Call for more certainty over business rate provisions

2 May 18

Whitehall must provide certainty for councils to stop changes to business rates costing them ‘considerable sums’, according to local government groups.

CIPFA and the Local Government Association have expressed concern that the move to value properties every three years rather than five could result in more business rate appeals.

They spoke to PF after a letter emerged in April suggesting the government had u-turned on a promise to compensate councils for loss of income due to the reversal of the so-called ‘staircase tax’.

This is where businesses occupying more than one floor with stairs between were taxed for the separate levels as if they were different buildings.

Reversing this will mean councils are collecting less in business rates.

Chancellor Philip Hammond promised to reduce the valuations cycle in last year’s autumn Budget and in March brought the next valuation ahead a year to 2021.

Jo Pitt, CIPFA’s local government policy advisor, said appeals can cost councils “considerable amounts” and “takes money out of the system for public services”.

She said it was also possible the number of appeals could go down, since a ‘check and challenge’ system was introduced in April 2017, whereby companies have to provide evidence for an appeal.

But she said the big issue for councils was uncertainty. “If you don’t know exact figures it’s harder to budget,” Pitt said.

The Local Government Association said the number of appeals was likely to go up, as they could be made more often.

“More than a million businesses have challenged their bill since 2010 and hundreds of thousands of appeals are yet to be decided,” the association told PF.
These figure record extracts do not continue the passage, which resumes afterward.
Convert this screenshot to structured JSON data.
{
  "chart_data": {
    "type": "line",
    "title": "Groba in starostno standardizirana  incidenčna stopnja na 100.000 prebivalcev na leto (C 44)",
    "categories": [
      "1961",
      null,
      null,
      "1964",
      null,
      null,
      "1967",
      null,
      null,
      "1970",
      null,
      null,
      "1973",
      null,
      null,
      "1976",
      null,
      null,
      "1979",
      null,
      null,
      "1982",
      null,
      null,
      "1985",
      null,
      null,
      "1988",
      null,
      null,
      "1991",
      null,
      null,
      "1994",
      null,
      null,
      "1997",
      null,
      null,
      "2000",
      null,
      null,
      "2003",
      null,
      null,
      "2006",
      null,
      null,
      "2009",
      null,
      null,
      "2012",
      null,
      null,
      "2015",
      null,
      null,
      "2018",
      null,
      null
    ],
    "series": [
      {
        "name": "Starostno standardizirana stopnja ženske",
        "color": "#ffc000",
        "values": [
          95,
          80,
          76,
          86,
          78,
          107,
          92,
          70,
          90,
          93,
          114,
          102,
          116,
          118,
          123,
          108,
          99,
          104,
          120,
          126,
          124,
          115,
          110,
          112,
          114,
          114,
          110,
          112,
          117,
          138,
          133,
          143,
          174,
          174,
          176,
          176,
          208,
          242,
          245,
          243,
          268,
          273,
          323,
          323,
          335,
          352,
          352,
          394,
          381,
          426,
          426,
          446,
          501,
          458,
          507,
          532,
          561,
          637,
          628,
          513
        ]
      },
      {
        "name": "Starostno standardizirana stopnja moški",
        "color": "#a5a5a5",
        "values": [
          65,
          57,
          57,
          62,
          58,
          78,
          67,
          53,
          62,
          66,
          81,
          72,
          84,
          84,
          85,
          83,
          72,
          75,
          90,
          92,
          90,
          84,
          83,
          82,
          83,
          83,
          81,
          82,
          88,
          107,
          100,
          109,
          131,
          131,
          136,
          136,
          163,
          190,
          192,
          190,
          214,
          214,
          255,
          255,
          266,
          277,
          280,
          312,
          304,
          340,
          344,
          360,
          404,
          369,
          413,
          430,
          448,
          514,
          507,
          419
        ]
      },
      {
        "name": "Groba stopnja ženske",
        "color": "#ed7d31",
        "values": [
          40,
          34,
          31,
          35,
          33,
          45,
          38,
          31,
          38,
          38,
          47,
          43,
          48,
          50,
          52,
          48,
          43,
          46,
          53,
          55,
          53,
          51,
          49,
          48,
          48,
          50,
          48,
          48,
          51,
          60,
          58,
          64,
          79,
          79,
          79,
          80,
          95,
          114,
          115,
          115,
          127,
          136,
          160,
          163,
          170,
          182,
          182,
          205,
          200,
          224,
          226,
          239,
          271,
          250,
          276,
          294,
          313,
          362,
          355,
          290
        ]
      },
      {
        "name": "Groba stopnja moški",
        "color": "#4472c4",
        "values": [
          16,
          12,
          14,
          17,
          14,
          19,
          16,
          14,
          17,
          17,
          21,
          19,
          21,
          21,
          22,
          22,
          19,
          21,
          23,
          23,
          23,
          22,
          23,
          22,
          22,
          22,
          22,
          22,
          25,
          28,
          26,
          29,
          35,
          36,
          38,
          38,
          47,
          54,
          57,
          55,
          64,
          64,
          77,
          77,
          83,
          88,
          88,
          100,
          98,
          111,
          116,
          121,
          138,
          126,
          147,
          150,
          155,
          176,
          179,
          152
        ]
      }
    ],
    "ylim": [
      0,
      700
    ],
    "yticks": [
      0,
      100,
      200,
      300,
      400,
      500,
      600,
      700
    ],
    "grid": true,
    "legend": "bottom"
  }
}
When councils can collect 75% of business rate income by 2021, they will have to bear more of the cost of refunds, the LGA noted.
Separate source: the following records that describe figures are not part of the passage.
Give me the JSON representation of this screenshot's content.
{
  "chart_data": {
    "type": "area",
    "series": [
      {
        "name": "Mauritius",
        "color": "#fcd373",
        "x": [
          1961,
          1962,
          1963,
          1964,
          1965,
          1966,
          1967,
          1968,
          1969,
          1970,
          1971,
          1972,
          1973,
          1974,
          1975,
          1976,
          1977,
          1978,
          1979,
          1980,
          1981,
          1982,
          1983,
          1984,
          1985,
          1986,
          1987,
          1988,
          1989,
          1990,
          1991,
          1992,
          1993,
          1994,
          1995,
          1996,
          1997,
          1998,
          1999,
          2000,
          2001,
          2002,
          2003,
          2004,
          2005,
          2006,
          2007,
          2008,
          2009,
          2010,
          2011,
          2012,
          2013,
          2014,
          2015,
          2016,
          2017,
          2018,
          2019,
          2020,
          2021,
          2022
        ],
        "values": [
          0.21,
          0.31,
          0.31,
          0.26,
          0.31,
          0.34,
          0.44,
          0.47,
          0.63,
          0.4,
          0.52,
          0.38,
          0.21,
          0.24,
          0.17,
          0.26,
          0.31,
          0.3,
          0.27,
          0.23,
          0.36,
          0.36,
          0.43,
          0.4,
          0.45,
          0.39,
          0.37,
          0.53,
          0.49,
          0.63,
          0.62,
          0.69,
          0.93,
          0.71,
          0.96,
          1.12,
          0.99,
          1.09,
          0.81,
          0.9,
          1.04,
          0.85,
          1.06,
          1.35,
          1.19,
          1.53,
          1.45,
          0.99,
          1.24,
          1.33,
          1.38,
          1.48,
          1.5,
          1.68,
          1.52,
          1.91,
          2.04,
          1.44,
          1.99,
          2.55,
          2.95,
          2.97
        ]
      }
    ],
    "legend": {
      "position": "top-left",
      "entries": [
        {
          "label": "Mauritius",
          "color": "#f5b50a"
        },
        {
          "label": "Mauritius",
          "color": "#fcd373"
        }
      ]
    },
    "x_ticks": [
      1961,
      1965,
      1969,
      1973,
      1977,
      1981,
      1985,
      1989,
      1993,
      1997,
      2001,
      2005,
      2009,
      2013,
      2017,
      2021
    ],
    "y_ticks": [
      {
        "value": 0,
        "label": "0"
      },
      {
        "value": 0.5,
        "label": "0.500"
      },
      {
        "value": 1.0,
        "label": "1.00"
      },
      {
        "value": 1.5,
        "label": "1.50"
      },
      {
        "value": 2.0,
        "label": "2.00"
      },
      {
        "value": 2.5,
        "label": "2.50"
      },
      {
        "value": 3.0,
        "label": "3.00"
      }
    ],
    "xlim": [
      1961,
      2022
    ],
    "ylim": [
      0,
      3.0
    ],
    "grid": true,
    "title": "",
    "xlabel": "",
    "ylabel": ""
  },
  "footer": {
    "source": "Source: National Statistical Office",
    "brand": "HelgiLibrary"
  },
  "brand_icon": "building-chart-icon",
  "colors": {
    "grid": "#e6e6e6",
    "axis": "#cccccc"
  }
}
“A transparent and fair system of valuation and appeals is vital to provide greater certainty of cost,” the LGA said. It suggested imposing a deadline on businesses putting in an appeal.

David Phillips, associate director at the Institute for Fiscal Studies, believed the number of appeals could drop because there are likely to be smaller changes in valuations over three-year rather than five-year cycles.
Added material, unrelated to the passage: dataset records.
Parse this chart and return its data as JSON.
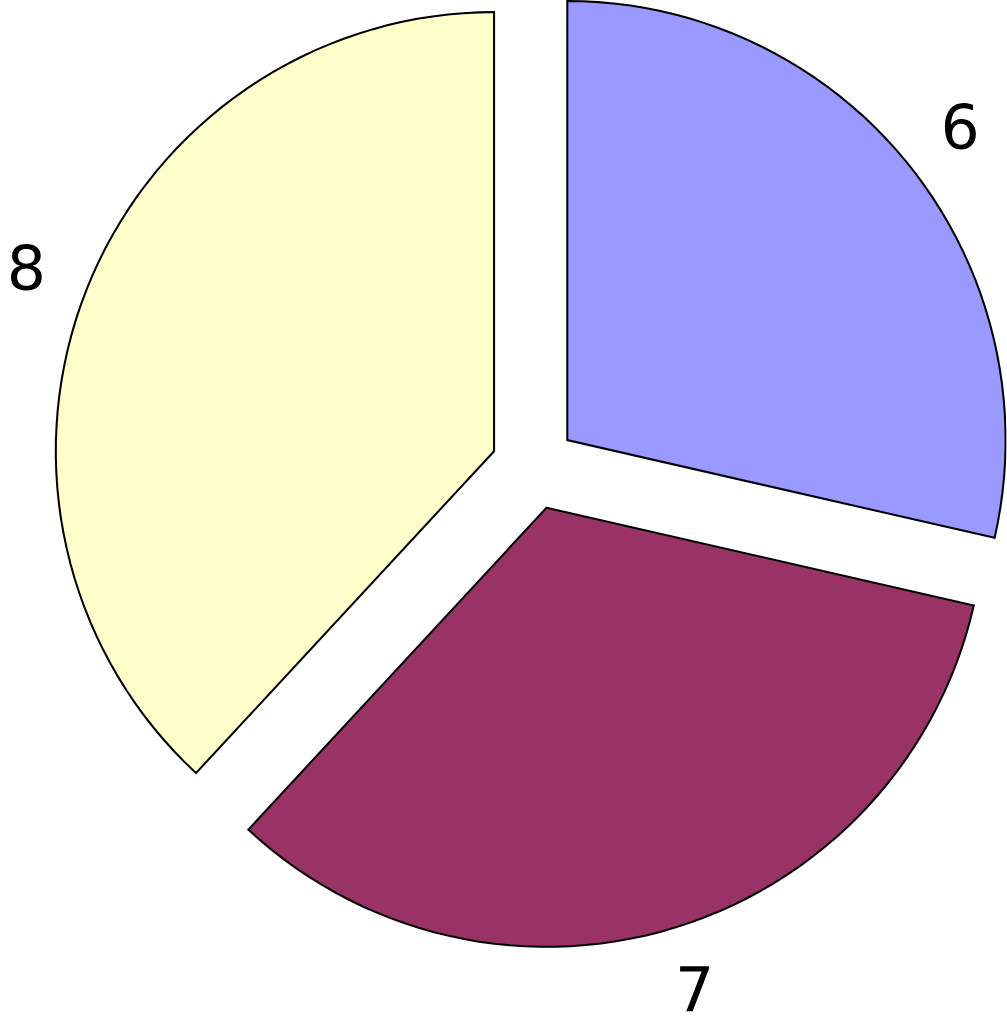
{
  "chart_data": {
    "type": "pie",
    "categories": [
      null,
      null,
      null
    ],
    "values": [
      6,
      7,
      8
    ],
    "colors": [
      "#9999ff",
      "#993366",
      "#ffffcc"
    ],
    "data_labels": true
  }
}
He suggested: “A centralised provision for appeals would be fairer because the councils are currently paying for appeals on valuations that are not under their control”.

There were 1,210 valuation appeals between 1 April and 31 December last year, according to government figures – a 99.3% drop in challenges in the same period after the last system change to limit appeals took effect in 2010.

A Ministry of Housing and Local Government spokesperson told PF: “The new [check and challenge] appeals system is designed to make the process of challenging business rates more structured, transparent and efficient which will help to manage the impact of more frequent revaluations.”

They added: “It is right that people have the ability to challenge their valuations. The ministry is working closely with local government to consider how the effects of these are best managed across the sector as we move towards 75% rate retention.”